When Japanese video game designer Tru Iwatani sat down to make a new game in 1979, he set out to reach a new audience. If teenage boys were mostly interested in shooting things, could you reach a broader audience, even adult women, if the game was about something more palatable, like eating? As the legend goes, Iwatani ordered a pizza, had a couple of slices, and looked down at what would be his greatest creation, a pale yellow orb that could eat anything in its path. Pac-Man was born.
Fast-forward to 2013, and the Museum of Design Atlanta is showing XYZ: Alternative Voices in Game Design, an exhibition mainly focused on the presence of women in video game design. The galleries are filled with playable games on plugged-in consoles and computers, as well as a few videos and board-style games. One room is even designed as a den so that visitors feel comfortable settling into the couch and picking up the controller. The exhibition doesn't exactly vibe with Iwatani's oversimplified guess of what women would want from a video game, though it does strongly diverge from the shoot-'em-up style predominantly associated with games today. The result reads like an imagined portrait: what video games would look like without all the teenage boys.
At the exhibition's outset, we're greeted with the exhibition's oldest game, the loud, rapid-fire arcade game Centipede from 1981. If you think Iwatani's estimation of women's relationship to video games is reasonable, you may be surprised to find that this charmingly simple combination of lasers, explosions, and deadly insects is the product of collaboration between Ed Logg and Dona Bailey, one of the industry's earliest female designers.
The bulk of the exhibition, though, is more concerned with the contemporary pulse of games than historical curiosities like Centipede. A long wall of video screens shows short films about recent experimental games. In Kiss Controller, designed by artist Hye Yeon Nam, two players use a tongue device that allows them to play a game by literally kissing one another. In a panoramic installation of "Lapin d'hiver" from 2006, players stroke a cartoon bunny to "create pleasurable sensations that allow you to travel through a surreal visual landscape to the bunny's 'happy place.'" All of which, according to the wall text, is an elaborate metaphor for female masturbation.
The exhibition's highlight is the opportunity to sit down and play the games. Two games, in particular, are successful in offering game play that offers an experience specifically different than the one we've come to expect. The Path, a riff on Red Riding Hood installed inside a thicket of tree trunks in the gallery, instructs players to stay on the path and go straight to Grandmother's house. As it happens, that's exactly how to lose the game.
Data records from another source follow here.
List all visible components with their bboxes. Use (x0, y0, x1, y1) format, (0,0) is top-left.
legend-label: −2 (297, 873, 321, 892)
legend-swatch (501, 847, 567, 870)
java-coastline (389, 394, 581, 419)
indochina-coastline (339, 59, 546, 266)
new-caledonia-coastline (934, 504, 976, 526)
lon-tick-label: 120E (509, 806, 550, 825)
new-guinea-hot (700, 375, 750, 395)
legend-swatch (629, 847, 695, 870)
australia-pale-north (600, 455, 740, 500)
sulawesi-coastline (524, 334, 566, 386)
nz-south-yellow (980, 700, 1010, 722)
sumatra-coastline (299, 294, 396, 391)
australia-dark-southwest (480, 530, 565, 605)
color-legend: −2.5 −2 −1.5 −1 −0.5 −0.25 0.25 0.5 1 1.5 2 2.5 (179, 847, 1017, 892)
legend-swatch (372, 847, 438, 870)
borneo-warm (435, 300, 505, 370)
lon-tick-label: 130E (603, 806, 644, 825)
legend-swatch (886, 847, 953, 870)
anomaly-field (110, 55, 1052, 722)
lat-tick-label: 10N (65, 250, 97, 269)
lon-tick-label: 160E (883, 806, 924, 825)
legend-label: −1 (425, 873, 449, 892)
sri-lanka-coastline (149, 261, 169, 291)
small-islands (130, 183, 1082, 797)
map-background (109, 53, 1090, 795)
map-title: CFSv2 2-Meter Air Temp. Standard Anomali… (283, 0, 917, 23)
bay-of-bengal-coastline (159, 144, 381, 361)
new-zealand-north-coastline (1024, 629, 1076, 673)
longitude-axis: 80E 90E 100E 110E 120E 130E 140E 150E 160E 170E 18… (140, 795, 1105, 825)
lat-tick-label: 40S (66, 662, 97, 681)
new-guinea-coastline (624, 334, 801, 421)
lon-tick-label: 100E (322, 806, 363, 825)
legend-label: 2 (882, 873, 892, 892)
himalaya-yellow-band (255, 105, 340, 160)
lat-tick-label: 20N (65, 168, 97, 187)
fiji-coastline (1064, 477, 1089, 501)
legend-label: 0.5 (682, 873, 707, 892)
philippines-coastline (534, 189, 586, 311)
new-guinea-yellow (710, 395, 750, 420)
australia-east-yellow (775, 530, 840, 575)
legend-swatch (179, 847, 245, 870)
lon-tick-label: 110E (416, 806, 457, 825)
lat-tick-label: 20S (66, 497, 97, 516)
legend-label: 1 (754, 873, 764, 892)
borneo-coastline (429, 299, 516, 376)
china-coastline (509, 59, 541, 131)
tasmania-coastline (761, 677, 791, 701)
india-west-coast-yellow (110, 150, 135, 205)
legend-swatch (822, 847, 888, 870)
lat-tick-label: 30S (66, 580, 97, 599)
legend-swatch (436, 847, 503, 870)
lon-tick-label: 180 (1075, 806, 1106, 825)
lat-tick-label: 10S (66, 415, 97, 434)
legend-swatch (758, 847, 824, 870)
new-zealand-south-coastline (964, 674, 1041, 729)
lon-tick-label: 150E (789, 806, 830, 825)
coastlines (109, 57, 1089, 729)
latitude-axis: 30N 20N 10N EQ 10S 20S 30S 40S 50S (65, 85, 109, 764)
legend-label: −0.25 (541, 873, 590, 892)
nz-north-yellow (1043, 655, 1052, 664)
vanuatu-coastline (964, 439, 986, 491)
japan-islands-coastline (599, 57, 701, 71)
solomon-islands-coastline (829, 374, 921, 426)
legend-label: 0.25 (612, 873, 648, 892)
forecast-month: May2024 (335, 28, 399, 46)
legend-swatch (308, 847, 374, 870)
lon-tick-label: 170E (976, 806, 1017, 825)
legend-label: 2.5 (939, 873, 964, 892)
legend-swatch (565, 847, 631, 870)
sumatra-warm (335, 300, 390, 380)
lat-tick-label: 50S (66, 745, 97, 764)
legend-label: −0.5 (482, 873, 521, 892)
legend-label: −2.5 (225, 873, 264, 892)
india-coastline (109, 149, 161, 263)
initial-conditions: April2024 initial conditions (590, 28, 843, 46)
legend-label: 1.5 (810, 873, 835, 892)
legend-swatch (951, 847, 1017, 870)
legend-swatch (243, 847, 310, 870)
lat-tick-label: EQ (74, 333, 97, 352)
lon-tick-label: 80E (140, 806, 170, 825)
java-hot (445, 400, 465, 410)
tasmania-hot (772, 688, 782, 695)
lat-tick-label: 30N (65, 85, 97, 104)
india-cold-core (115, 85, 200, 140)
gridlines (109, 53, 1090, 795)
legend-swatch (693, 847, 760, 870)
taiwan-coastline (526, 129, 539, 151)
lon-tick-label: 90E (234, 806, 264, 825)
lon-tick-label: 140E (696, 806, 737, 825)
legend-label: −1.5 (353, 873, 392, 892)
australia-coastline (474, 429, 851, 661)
The other, titled The Night Journey, is practically hidden in a small room. Don't miss it. Video artist Bill Viola collaborated with game designer Tracy Fullerton and others at the USC Game Innovation Lab to create a blurry, impressionistic landscape based on Viola's videos; contemplation and stillness, rather than frenetic action, are rewarded with unexpected, beautiful visions. You might say that this is what would happen if Pac-Man became a philosopher.